< Jesaja 25 >
1 Jahweh, Gij zijt mijn God: Ik verhef en prijs uw Naam; Want Gij hebt wonderen gewrocht, Oude raadsbesluiten waarachtig vervuld!
O Lord, thou art my God: I will exalt thee, I will prayse thy Name: for thou hast done wonderfull things, according to the counsels of old, with a stable trueth.
2 Ja, Gij hebt van de steden een puinhoop gemaakt, Van de versterkte vesting een bouwval; De burcht der bozen verwoest, Nooit wordt hij herbouwd.

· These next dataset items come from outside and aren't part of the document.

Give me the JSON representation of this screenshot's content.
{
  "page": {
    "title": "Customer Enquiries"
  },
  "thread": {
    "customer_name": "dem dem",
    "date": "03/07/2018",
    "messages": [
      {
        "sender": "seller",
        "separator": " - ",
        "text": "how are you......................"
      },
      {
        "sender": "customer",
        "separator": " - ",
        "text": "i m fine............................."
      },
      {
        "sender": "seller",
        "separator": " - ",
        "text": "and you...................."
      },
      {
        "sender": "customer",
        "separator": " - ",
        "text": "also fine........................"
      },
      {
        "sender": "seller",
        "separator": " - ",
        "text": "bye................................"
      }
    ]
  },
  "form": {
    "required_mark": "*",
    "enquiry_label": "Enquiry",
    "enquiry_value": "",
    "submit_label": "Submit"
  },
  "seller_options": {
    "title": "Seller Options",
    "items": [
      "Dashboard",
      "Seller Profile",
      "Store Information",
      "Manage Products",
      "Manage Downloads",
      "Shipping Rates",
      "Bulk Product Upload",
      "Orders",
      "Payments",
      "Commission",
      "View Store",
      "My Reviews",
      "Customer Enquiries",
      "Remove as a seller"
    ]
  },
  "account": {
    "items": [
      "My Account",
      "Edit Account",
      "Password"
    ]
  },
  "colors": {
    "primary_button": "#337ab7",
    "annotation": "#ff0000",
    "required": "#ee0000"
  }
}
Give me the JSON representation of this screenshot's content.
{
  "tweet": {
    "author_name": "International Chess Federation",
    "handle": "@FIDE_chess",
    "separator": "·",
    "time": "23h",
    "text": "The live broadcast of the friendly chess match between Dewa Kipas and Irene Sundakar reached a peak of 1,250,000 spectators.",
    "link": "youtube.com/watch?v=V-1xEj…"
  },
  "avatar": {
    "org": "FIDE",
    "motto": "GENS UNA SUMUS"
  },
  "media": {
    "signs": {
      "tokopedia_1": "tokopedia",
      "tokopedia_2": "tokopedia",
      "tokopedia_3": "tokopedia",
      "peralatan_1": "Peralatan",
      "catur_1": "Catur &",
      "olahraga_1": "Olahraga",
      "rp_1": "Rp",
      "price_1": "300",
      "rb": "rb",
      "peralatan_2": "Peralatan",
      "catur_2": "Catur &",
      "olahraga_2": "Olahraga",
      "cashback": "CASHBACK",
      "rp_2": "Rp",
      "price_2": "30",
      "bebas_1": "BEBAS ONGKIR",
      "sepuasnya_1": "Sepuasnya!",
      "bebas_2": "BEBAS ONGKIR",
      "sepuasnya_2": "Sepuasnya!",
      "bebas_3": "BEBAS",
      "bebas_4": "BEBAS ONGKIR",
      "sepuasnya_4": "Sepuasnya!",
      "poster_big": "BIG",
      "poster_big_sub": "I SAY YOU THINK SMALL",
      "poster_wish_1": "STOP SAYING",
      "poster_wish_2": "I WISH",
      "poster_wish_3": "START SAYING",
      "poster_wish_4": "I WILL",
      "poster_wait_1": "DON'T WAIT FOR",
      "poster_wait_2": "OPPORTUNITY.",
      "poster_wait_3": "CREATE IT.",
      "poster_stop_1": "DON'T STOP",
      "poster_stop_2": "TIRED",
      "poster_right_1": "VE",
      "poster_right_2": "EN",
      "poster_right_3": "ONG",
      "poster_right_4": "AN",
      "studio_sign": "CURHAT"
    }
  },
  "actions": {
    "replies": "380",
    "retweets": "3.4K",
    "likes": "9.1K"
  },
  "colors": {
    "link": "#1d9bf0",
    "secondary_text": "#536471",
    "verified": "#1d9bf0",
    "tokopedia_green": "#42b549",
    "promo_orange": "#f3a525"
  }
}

For thou hast made of a citie an heape, of a strong citie, a ruine: euen the palace of strangers of a citie, it shall neuer be built.
3 Daarom zullen machtige volken U eren, De steden van geweldige naties U vrezen!
Therefore shall the mightie people giue glory vnto thee: the citie of the strong nations shall feare thee.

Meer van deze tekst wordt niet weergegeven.